Cependant, chaque fin de mois est un rappel de la réalité : alors que les chambres coûtent entre 1000 et 25000 euros la nuit, nos salaires ne dépassent pas 1400 euros nets par mois. Les primes sont quasi inexistantes malgré nos efforts (à peine 150 euros nets par an), sans compter le fait que des enveloppes contenant de grosses sommes d’argent sont fréquemment distribuées par des clients mais sont récupérées par des responsables de services qui ne les redistribuent pas, alors que c’est nous qui faisons le travail ingrat.

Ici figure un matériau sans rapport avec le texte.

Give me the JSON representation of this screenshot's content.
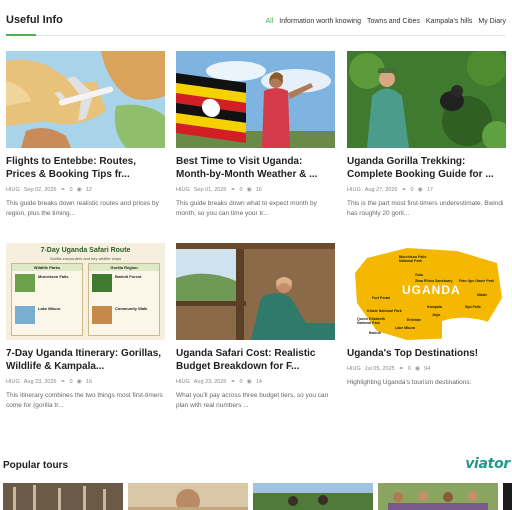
{
  "section": {
    "title": "Useful Info"
  },
  "tabs": [
    {
      "label": "All",
      "active": true
    },
    {
      "label": "Information worth knowing"
    },
    {
      "label": "Towns and Cities"
    },
    {
      "label": "Kampala's hills"
    },
    {
      "label": "My Diary"
    }
  ],
  "articles": [
    {
      "title": "Flights to Entebbe: Routes, Prices & Booking Tips fr...",
      "author": "HIUG",
      "date": "Sep 02, 2026",
      "comments": "0",
      "views": "12",
      "excerpt": "This guide breaks down realistic routes and prices by region, plus the timing...",
      "image": "map-airplane"
    },
    {
      "title": "Best Time to Visit Uganda: Month-by-Month Weather & ...",
      "author": "HIUG",
      "date": "Sep 01, 2026",
      "comments": "0",
      "views": "16",
      "excerpt": "This guide breaks down what to expect month by month, so you can time your tr...",
      "image": "uganda-flag-woman"
    },
    {
      "title": "Uganda Gorilla Trekking: Complete Booking Guide for ...",
      "author": "HIUG",
      "date": "Aug 27, 2026",
      "comments": "0",
      "views": "17",
      "excerpt": "This is the part most first-timers underestimate. Bwindi has roughly 20 goril...",
      "image": "gorilla-trek"
    },
    {
      "title": "7-Day Uganda Itinerary: Gorillas, Wildlife & Kampala...",
      "author": "HIUG",
      "date": "Aug 23, 2026",
      "comments": "0",
      "views": "16",
      "excerpt": "This itinerary combines the two things most first-timers come for (gorilla tr...",
      "image": "safari-route"
    },
    {
      "title": "Uganda Safari Cost: Realistic Budget Breakdown for F...",
      "author": "HIUG",
      "date": "Aug 23, 2026",
      "comments": "0",
      "views": "14",
      "excerpt": "What you'll pay across three budget tiers, so you can plan with real numbers ...",
      "image": "lodge-woman"
    },
    {
      "title": "Uganda's Top Destinations!",
      "author": "HIUG",
      "date": "Jul 05, 2025",
      "comments": "0",
      "views": "94",
      "excerpt": "Highlighting Uganda's tourism destinations:",
      "image": "uganda-map"
    }
  ],
  "infographic": {
    "title": "7-Day Uganda Safari Route",
    "subtitle": "Gorilla encounters and key wildlife stops",
    "left_heading": "Wildlife Parks",
    "right_heading": "Gorilla Region",
    "left_items": [
      "Murchison Falls",
      "Lake Mburo"
    ],
    "right_items": [
      "Bwindi Forest",
      "Community Walk"
    ]
  },
  "map": {
    "country": "UGANDA",
    "places": [
      "Murchison Falls National Park",
      "Pian Upe Game Park",
      "Fort Portal",
      "Kibale National Park",
      "Queen Elizabeth National Park",
      "Entebbe",
      "Bwindi",
      "Lake Mburo",
      "Jinja",
      "Mbale",
      "Sipi Falls",
      "Gulu",
      "Ziwa Rhino Sanctuary",
      "Kampala"
    ]
  },
  "popular": {
    "title": "Popular tours",
    "partner": "viator"
  },
  "colors": {
    "accent": "#4caf50",
    "viator": "#1f9a8a",
    "map_yellow": "#f5b800"
  }
}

Fermer sa bouche, la règle numéro 1 de la maison

Lors d’arrivées de délégations et clients importants, nous faisons des heures supplémentaires, souvent dans des chambres très sales, ne prenant pas nos pauses repas jusqu’à tard dans l’après-midi, heures pour lesquelles nous ne sommes quasiment pas payés hormis pour une minorité de responsables qui se trouvent en très bon termes avec la chef de service. Les charges de travail journalières ne sont pas respectées, surtout pour le personnel « extra » (salariés qui ne sont ni en CDI, ni en CDD mais en contrat journalier) qui subit une précarité extrême sans jamais pouvoir être sûr d’avoir un travail le lendemain. Concrètement cela veut dire qu’on n’a pas le droit d’ouvrir sa bouche pour dire ce qui ne va pas ou tout simplement d’être malade, sous peine de ne plus être repris…

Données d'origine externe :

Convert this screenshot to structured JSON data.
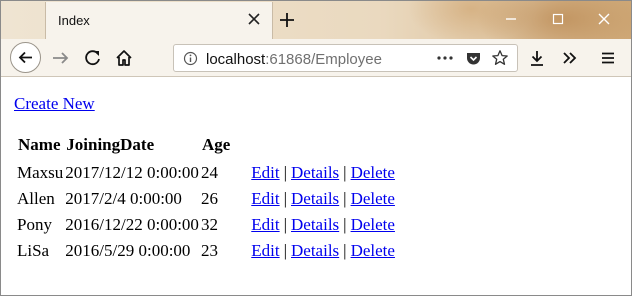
{
  "browser": {
    "tab": {
      "title": "Index"
    },
    "url": {
      "host": "localhost",
      "rest": ":61868/Employee"
    }
  },
  "page": {
    "create_link": "Create New",
    "table": {
      "headers": [
        "Name",
        "JoiningDate",
        "Age",
        ""
      ],
      "rows": [
        {
          "name": "Maxsu",
          "joining": "2017/12/12 0:00:00",
          "age": "24"
        },
        {
          "name": "Allen",
          "joining": "2017/2/4 0:00:00",
          "age": "26"
        },
        {
          "name": "Pony",
          "joining": "2016/12/22 0:00:00",
          "age": "32"
        },
        {
          "name": "LiSa",
          "joining": "2016/5/29 0:00:00",
          "age": "23"
        }
      ],
      "actions": {
        "edit": "Edit",
        "details": "Details",
        "delete": "Delete",
        "separator": "|"
      }
    }
  },
  "colors": {
    "link": "#0000ee",
    "chrome": "#f7f3ec"
  },
  "icons": [
    "close-icon",
    "plus-icon",
    "minimize-icon",
    "maximize-icon",
    "back-icon",
    "forward-icon",
    "reload-icon",
    "home-icon",
    "info-icon",
    "more-icon",
    "pocket-icon",
    "star-icon",
    "download-icon",
    "overflow-icon",
    "menu-icon"
  ]
}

De manière générale, et cela vaut pour toutes les femmes de chambres quel que soit leur contrat, si une chambre n’est pas faite, nous sommes appelées dans le bureau où l’on nous demande des explications nous rappelant que la « productivité » n’est pas bonne, qu’on n’est pas assez efficace, qu’on n’est pas irremplaçables, qu’ils reçoivent des CV tous les jours, pour essayer de nous faire peur sur la possibilité de perdre notre travail.

Hormis nos 40 minutes, nous n’avons droit à aucune pause et nous sommes pistés en permanence. Les équipiers d’étages portent des meubles extrêmement lourds, ce qui engendre de multiples problèmes de dos, sans que personne ne s’en soucie. Au fil du temps, l’occupation de l’hôtel a grandi alors que l’effectif s’est au contraire pas mal réduit, ce qui a eu pour conséquence une augmentation des accidents de travail et arrêts maladie dans un métier ou les problèmes de dos et troubles musculo squelettiques sont déjà fréquents. Les accès aux formations sont rares dans notre service et les évolutions de carrière inexistantes pour les femmes de chambres.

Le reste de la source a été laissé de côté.